My impulse is always to build a coherent narrative out of a collection of moments. I have always been a good storyteller. It’s a comfort to believe that patterns and lessons can always be found, and meaning created. It’s reassuring to look at a situation, list out future possibilities and consider their ramifications, and choose between them. It’s empowering to make a plan, to move forward with it, to think things through.

That process has failed me though. I don’t trust myself to see clearly anymore. The interpretation that makes the most sense has implications I can’t accept. I can’t do things over and make different choices. I don’t trust my instincts to go forward. I’m paralyzed and I can’t move on. I’ve lost my faith in my view of the world. I no longer believe in myself.

If this is my life now, I don’t want it.

April 22nd, 2014

One Comfort

I am closer to where I want to be now.

Make no mistake, I am still miserable. I’m broken at my core. I wake up some days thinking about what’s happened and I can’t force myself out of bed. In lucid dreams, I say I don’t want to wake up, because when I do he’ll be gone again. If I think about it, I can’t help but cry. I cry a lot.

And yet.

I’m awake.

I wasn’t before this. The pieces of my life were drifting into place but I was ripping them apart. I scoffed at how they were fitting together. I fantasized about a different puzzle entirely. I was either fighting things or resigned to them, feeling angry and trapped, either way, that I was being forced down a path I didn’t want to be on.

My life was closer to what I want, but I didn’t know I wanted any of it. I was terrified to reach for anything more than what I had. I told myself I needed less, preferred less even. I told myself I was different, and I don’t need what so many others seem to want, what they yearn for, what they find if they’re lucky. I mocked them. I thought and I analyzed and I rationalized, but I didn’t have an inkling of an idea of how I actually felt.

At least now I’m not working against my own interests, fragmented into a false brain vs. heart dichotomy that put me at war with myself. I am crushed, but my mind and my soul are at peace and I hear them both. Finally, I am whole. I’m empty, full of longing and regret, but at least I’m no longer stuffed with shit.

So.
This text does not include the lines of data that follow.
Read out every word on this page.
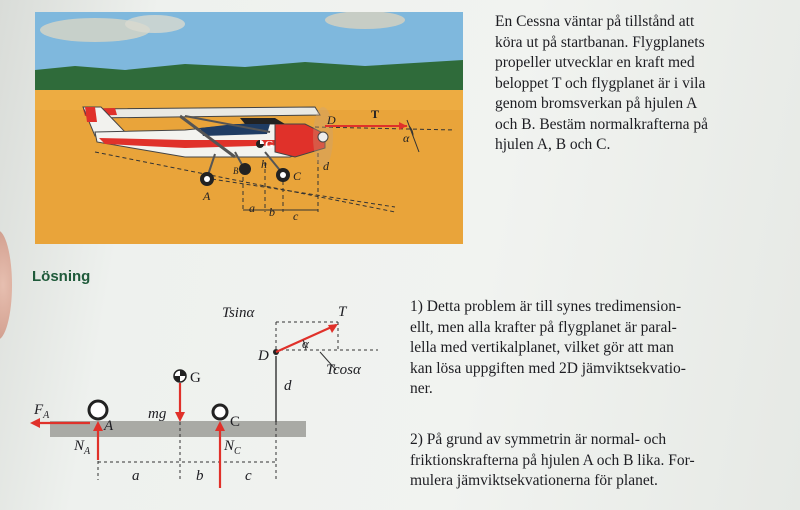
D	T
α
G
h
C
B
A
d
a b c

En Cessna väntar på tillstånd att
köra ut på startbanan. Flygplanets
propeller utvecklar en kraft med
beloppet T och flygplanet är i vila
genom bromsverkan på hjulen A
och B. Bestäm normalkrafterna på
hjulen A, B och C.

Lösning
Tsinα	T
D
α
Tcosα
G	d
$F_A$
A
mg	C
$N_A$	$N_C$
a	b	c

1) Detta problem är till synes tredimension-
ellt, men alla krafter på flygplanet är paral-
lella med vertikalplanet, vilket gör att man
kan lösa uppgiften med 2D jämviktsekvatio-
ner.

2) På grund av symmetrin är normal- och
friktionskrafterna på hjulen A och B lika. For-
mulera jämviktsekvationerna för planet.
I will mourn how close I was, how blind I was. I will practice giving the love I want to put into the world. I will try to make it right, eyes open this time, waiting and praying for a second opportunity. But it is a gift to know that I am closer.

April 29th, 2014

Remembrance

I remember this weight; this fear. I remember the desperate attempt to hold back, the apprehension that I am made only to ruin things. Hope gathers in my chest as a knot, a heavy but fragile ball that makes it uncomfortable to move, sit, or lie down. I feel so defenseless, cradling this newborn part of me that could be so easily broken.
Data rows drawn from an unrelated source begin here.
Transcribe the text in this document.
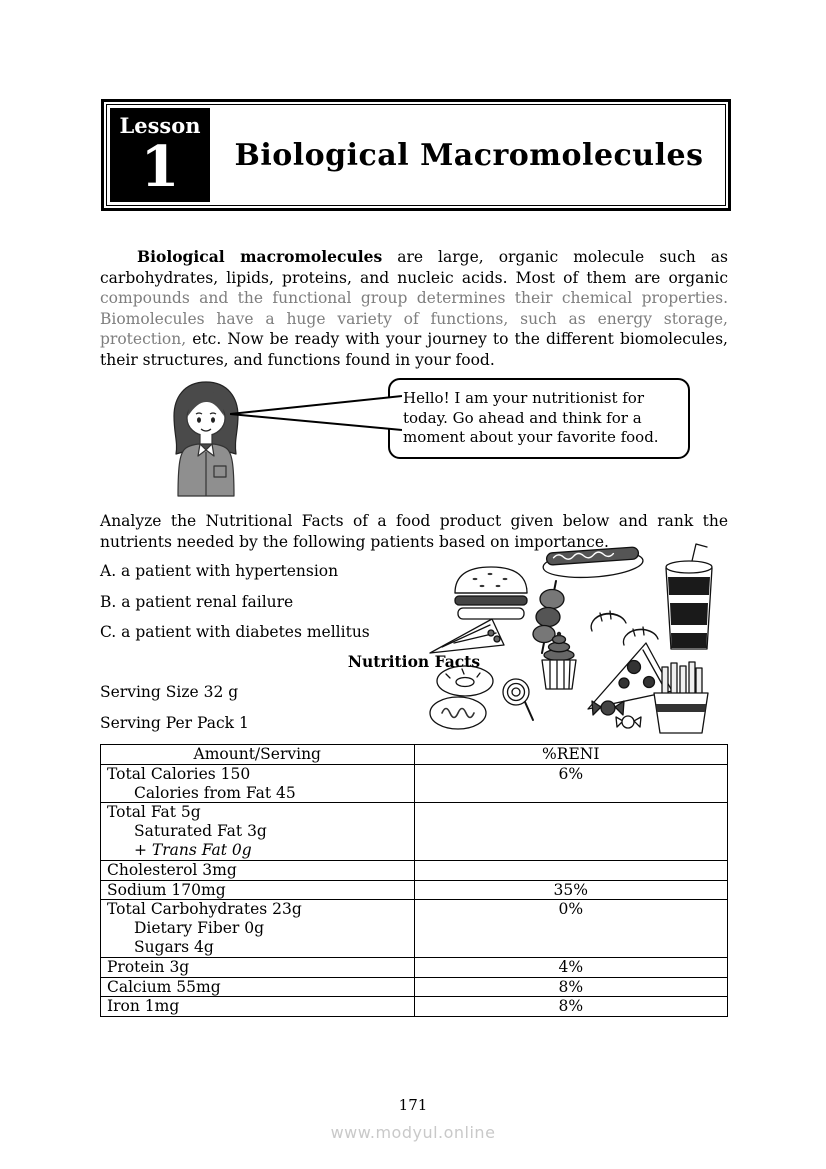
Lesson
1	Biological Macromolecules

Biological macromolecules are large, organic molecule such as carbohydrates, lipids, proteins, and nucleic acids. Most of them are organic compounds and the functional group determines their chemical properties. Biomolecules have a huge variety of functions, such as energy storage, protection, etc. Now be ready with your journey to the different biomolecules, their structures, and functions found in your food.

Hello! I am your nutritionist for today. Go ahead and think for a moment about your favorite food.

Analyze the Nutritional Facts of a food product given below and rank the nutrients needed by the following patients based on importance.

A. a patient with hypertension
B. a patient renal failure
C. a patient with diabetes mellitus
Nutrition Facts
Serving Size 32 g
Serving Per Pack 1
Amount/Serving	%RENI

Total Calories 150
Calories from Fat 45	6%

Total Fat 5g
Saturated Fat 3g
+ Trans Fat 0g	

Cholesterol 3mg	

Sodium 170mg	35%

Total Carbohydrates 23g
Dietary Fiber 0g
Sugars 4g	0%

Protein 3g	4%

Calcium 55mg	8%

Iron 1mg	8%
171
www.modyul.online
All my artifice, my selfishness, my cruelty, spawns from this.

I want to imagine I don’t need protection, but that if I do I have weapons to defend myself. I’ll preemptively strike at anyone who would get close. I’ll say I’m not vulnerable and drape the lie with camouflage so even I believe it. I’ll sabotage my own efforts and lash out at myself, attempting to mercy kill this tiny offshoot inside me that I’m afraid I don’t have the resources to sustain, much less nurture.

How do people live like this, without hurting others or themselves? After all, in the end wasn’t it my nightmare that came true, not my dream? I suppose it is this pain that I have to learn to live with. It is the one that seems to endure through everything else, eating away at me — when otherwise I might be happy.